6 Ways Retirement Can Tank Your Credit Score and Expert Advice to Prevent It

The ideal way to reach retirement age is debt-free, with no mortgage and a large nest egg saved up. In reality, most retirees carry some debt, don’t have nearly enough retirement savings, and risk having their credit scores dinged at an age when they can least afford it.
About seven in 10 retirees have non-mortgage debt and carry an average balance of nearly $20,000, according to the 2023 State of Retirement Finances report from Clever Real Estate. The average retiree has only $170,726 saved for retirement, less than one-third of the recommended $556,400 based on Fidelity guidelines.
Retiring doesn’t necessarily put your credit score at risk, but some factors could play a part in lowering your score. One of these is that you are now living on a fixed income, which leaves less wiggle room for financial hardships.
A lower credit score carries the same problems in retirement as it does at any time of life – you’ll find it harder to borrow money when needed. Even with extended credit, you’ll likely have to pay higher-than-average interest rates. You could sometimes have your Social Security payment garnished for outstanding debts.
Here’s a look at six ways retirement can tank your credit score.
- Closing credit cards: Retirees might think it’s a good idea to close credit cards and try to live solely on retirement savings and Social Security benefits, but this could be a mistake. The age of your oldest active credit card account is a key factor in your credit score, Newsful reported. Closing old accounts can lower your score.
- Running up your balances: With more free time, it can be tempting for new retirees to charge more than they should for travel, dining out and other discretionary items. Remember that running up your balances can skewer your debt-to-limit ratio, which hurts your credit score. The rule of thumb is to utilize less than 30% of the credit available to you, according to The Retirement Solution.
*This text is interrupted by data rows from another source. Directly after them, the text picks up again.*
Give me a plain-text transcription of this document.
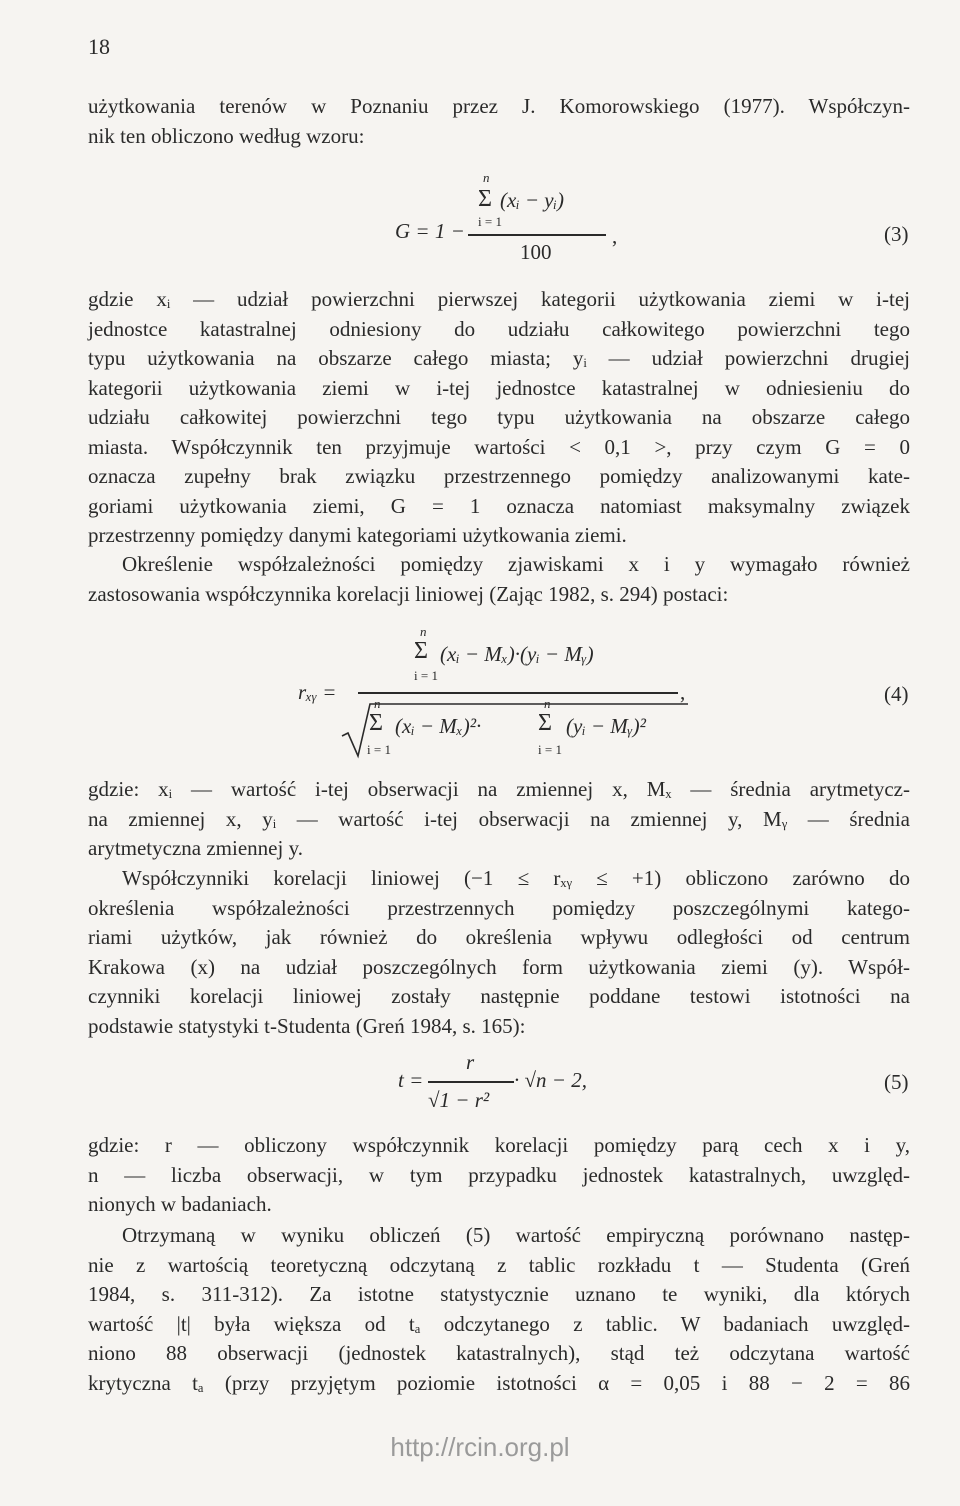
18
użytkowania terenów w Poznaniu przez J. Komorowskiego (1977). Współczyn-
nik ten obliczono według wzoru:
n
Σ (xᵢ − yᵢ)
i = 1
G = 1 −
100
,	(3)
gdzie xᵢ — udział powierzchni pierwszej kategorii użytkowania ziemi w i-tej
jednostce katastralnej odniesiony do udziału całkowitego powierzchni tego
typu użytkowania na obszarze całego miasta; yᵢ — udział powierzchni drugiej
kategorii użytkowania ziemi w i-tej jednostce katastralnej w odniesieniu do
udziału całkowitej powierzchni tego typu użytkowania na obszarze całego
miasta. Współczynnik ten przyjmuje wartości < 0,1 >, przy czym G = 0
oznacza zupełny brak związku przestrzennego pomiędzy analizowanymi kate-
goriami użytkowania ziemi, G = 1 oznacza natomiast maksymalny związek
przestrzenny pomiędzy danymi kategoriami użytkowania ziemi.
Określenie współzależności pomiędzy zjawiskami x i y wymagało również
zastosowania współczynnika korelacji liniowej (Zając 1982, s. 294) postaci:
n
Σ (xᵢ − Mₓ)·(yᵢ − Mᵧ)
i = 1
rₓᵧ =	,	(4)
n
Σ (xᵢ − Mₓ)²·
i = 1
n
Σ (yᵢ − Mᵧ)²
i = 1
gdzie: xᵢ — wartość i-tej obserwacji na zmiennej x, Mₓ — średnia arytmetycz-
na zmiennej x, yᵢ — wartość i-tej obserwacji na zmiennej y, Mᵧ — średnia
arytmetyczna zmiennej y.
Współczynniki korelacji liniowej (−1 ≤ rₓᵧ ≤ +1) obliczono zarówno do
określenia współzależności przestrzennych pomiędzy poszczególnymi katego-
riami użytków, jak również do określenia wpływu odległości od centrum
Krakowa (x) na udział poszczególnych form użytkowania ziemi (y). Współ-
czynniki korelacji liniowej zostały następnie poddane testowi istotności na
podstawie statystyki t-Studenta (Greń 1984, s. 165):
r
t =
√1 − r²
· √n − 2,	(5)
gdzie: r — obliczony współczynnik korelacji pomiędzy parą cech x i y,
n — liczba obserwacji, w tym przypadku jednostek katastralnych, uwzględ-
nionych w badaniach.
Otrzymaną w wyniku obliczeń (5) wartość empiryczną porównano następ-
nie z wartością teoretyczną odczytaną z tablic rozkładu t — Studenta (Greń
1984, s. 311-312). Za istotne statystycznie uznano te wyniki, dla których
wartość |t| była większa od tₐ odczytanego z tablic. W badaniach uwzględ-
niono 88 obserwacji (jednostek katastralnych), stąd też odczytana wartość
krytyczna tₐ (przy przyjętym poziomie istotności α = 0,05 i 88 − 2 = 86
http://rcin.org.pl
- Not using credit: Although you don’t want to charge too much on your credit cards, you don’t want to stop using them altogether, either. As Newsful noted, you might have no credit score if you stop using credit cards. FICO considers credit files that haven’t registered activity for six months inactive and don’t issue a new score.
- Missing payments: This problem doesn’t only apply to retirees – you should always pay your debts on time, no matter your age. But once you make a major life change and get out of old routines, it might be easier to miss payments than before. Every time you miss or make a payment late, your credit score gets dinged.
- Using retirement accounts to pay off major debts: Your 401(k), IRA and other retirement accounts are supposed to pay your bills and fund your lifestyle in retirement – not go toward major debts. If you empty your accounts to pay off major debts, you might be heading toward bankruptcy, ruining your credit score.
- Paying bills for others: Depending on when you retire, you might have adult children or grandchildren just reaching college age or starting in the working world. They might need financial assistance or cosigners for loans. Nobody would discourage you from helping out loved ones, but you need to make sure you can afford to help before putting your finances and credit at risk.
The best way to avoid credit problems in retirement is to take steps to prevent them from happening in the first place. Experts recommend monitoring your credit score to ensure everything is accurate and fixing any issues that might have contributed to a lower score. For example, if you have a high debt-to-limit ratio, aim to get that back down to 30% or lower.
Ensure you are current on all your credit cards and other debts, and make every attempt to pay off large debt items such as your mortgage, auto loans and college loans. If you still have many years to pay your mortgage, consider downsizing to a less expensive home.